Much of the philosophy is discussed in the biography, but not as directly as in the appendix, where we are taught about both the brilliance and profundity of the man's thought, as well as the significance of the questions his philosophy raised. I came away from this appendix decidedly unconvinced of dualism; however, Grayling is correct in his conclusion that a satisfactory answer to the mind/body problem still lies beyond our understanding. Somewhere in the crackling electricity and gushing chemicals which characterize the activity in our brains is the secret of consciousness, and Descartes was, if nothing else, entirely credible in observing how very different the phenomenon of awareness and experience is from anything else in nature.


The second appendix is an observation of the recent popularity of biographies of philosophers, and an examination of the appeal of the genre. Grayling notes the common problems of such biographies: they tend to be either written by good biographers who do not understand the philosopher's ideas, or by competent philosophers who do not know how to write good biographies. In my opinion, Grayling has neither problem, although his book is more interesting as an intellectual history of the time than as a "biography" in the usual sense. He closes with a quick survey of the biographical treatments recently given to various philosophers such as Wittgenstein, Russel, Nietzsche and others, variously praising and critiquing, while offering his own instant interpretations. Oddly, this final installment was my favorite chapter of the book, though I by no means intend that as a slight against the rest.
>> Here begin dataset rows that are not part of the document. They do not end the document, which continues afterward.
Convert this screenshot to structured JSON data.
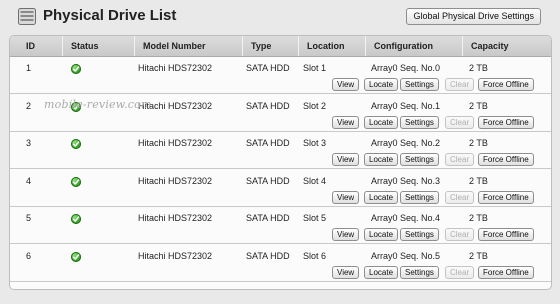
{
  "page": {
    "title": "Physical Drive List",
    "global_button_label": "Global Physical Drive Settings",
    "watermark": "mobile-review.com"
  },
  "table": {
    "columns": [
      "ID",
      "Status",
      "Model Number",
      "Type",
      "Location",
      "Configuration",
      "Capacity"
    ],
    "action_labels": {
      "view": "View",
      "locate": "Locate",
      "settings": "Settings",
      "clear": "Clear",
      "force_offline": "Force Offline"
    },
    "rows": [
      {
        "id": "1",
        "status": "ok",
        "model": "Hitachi HDS72302",
        "type": "SATA HDD",
        "location": "Slot 1",
        "configuration": "Array0 Seq. No.0",
        "capacity": "2 TB"
      },
      {
        "id": "2",
        "status": "ok",
        "model": "Hitachi HDS72302",
        "type": "SATA HDD",
        "location": "Slot 2",
        "configuration": "Array0 Seq. No.1",
        "capacity": "2 TB"
      },
      {
        "id": "3",
        "status": "ok",
        "model": "Hitachi HDS72302",
        "type": "SATA HDD",
        "location": "Slot 3",
        "configuration": "Array0 Seq. No.2",
        "capacity": "2 TB"
      },
      {
        "id": "4",
        "status": "ok",
        "model": "Hitachi HDS72302",
        "type": "SATA HDD",
        "location": "Slot 4",
        "configuration": "Array0 Seq. No.3",
        "capacity": "2 TB"
      },
      {
        "id": "5",
        "status": "ok",
        "model": "Hitachi HDS72302",
        "type": "SATA HDD",
        "location": "Slot 5",
        "configuration": "Array0 Seq. No.4",
        "capacity": "2 TB"
      },
      {
        "id": "6",
        "status": "ok",
        "model": "Hitachi HDS72302",
        "type": "SATA HDD",
        "location": "Slot 6",
        "configuration": "Array0 Seq. No.5",
        "capacity": "2 TB"
      }
    ]
  },
  "icons": {
    "title_icon": "hard-drive-icon",
    "status_icon": "status-ok-check-icon"
  },
  "colors": {
    "status_ok": "#2f9a22",
    "header_bg": "#d2d2d2",
    "page_bg": "#e9e9e9"
  }
}
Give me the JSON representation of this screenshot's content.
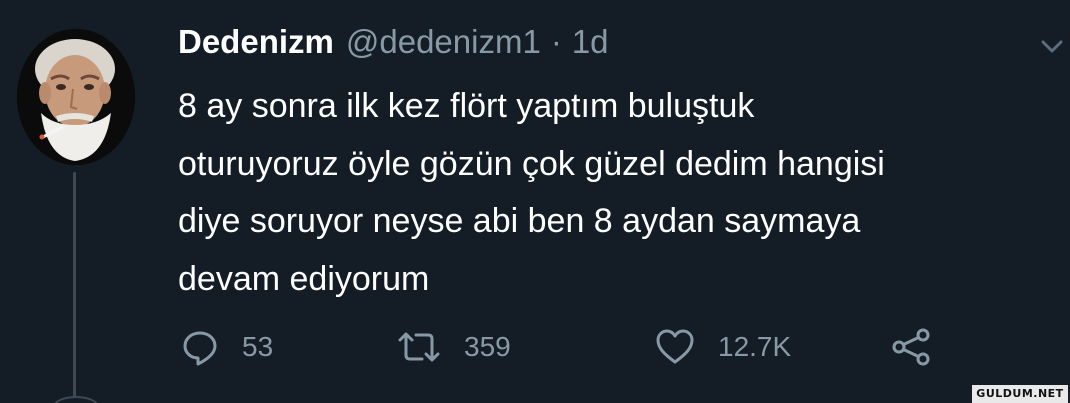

On the whole I recommend the book, with an admittedly modest (but real) level of enthusiasm. My own preference is for biographies of creative people, and Descartes certainly qualifies as such. Its greatest value, however, is as a record of intellectual achievement in a particularly heroic time for such things. I didn't come away feeling like I'd really gotten to know René Descartes, which one could say is the primary goal of biography, but I did come to understand his thought better, and that is of course a benefit.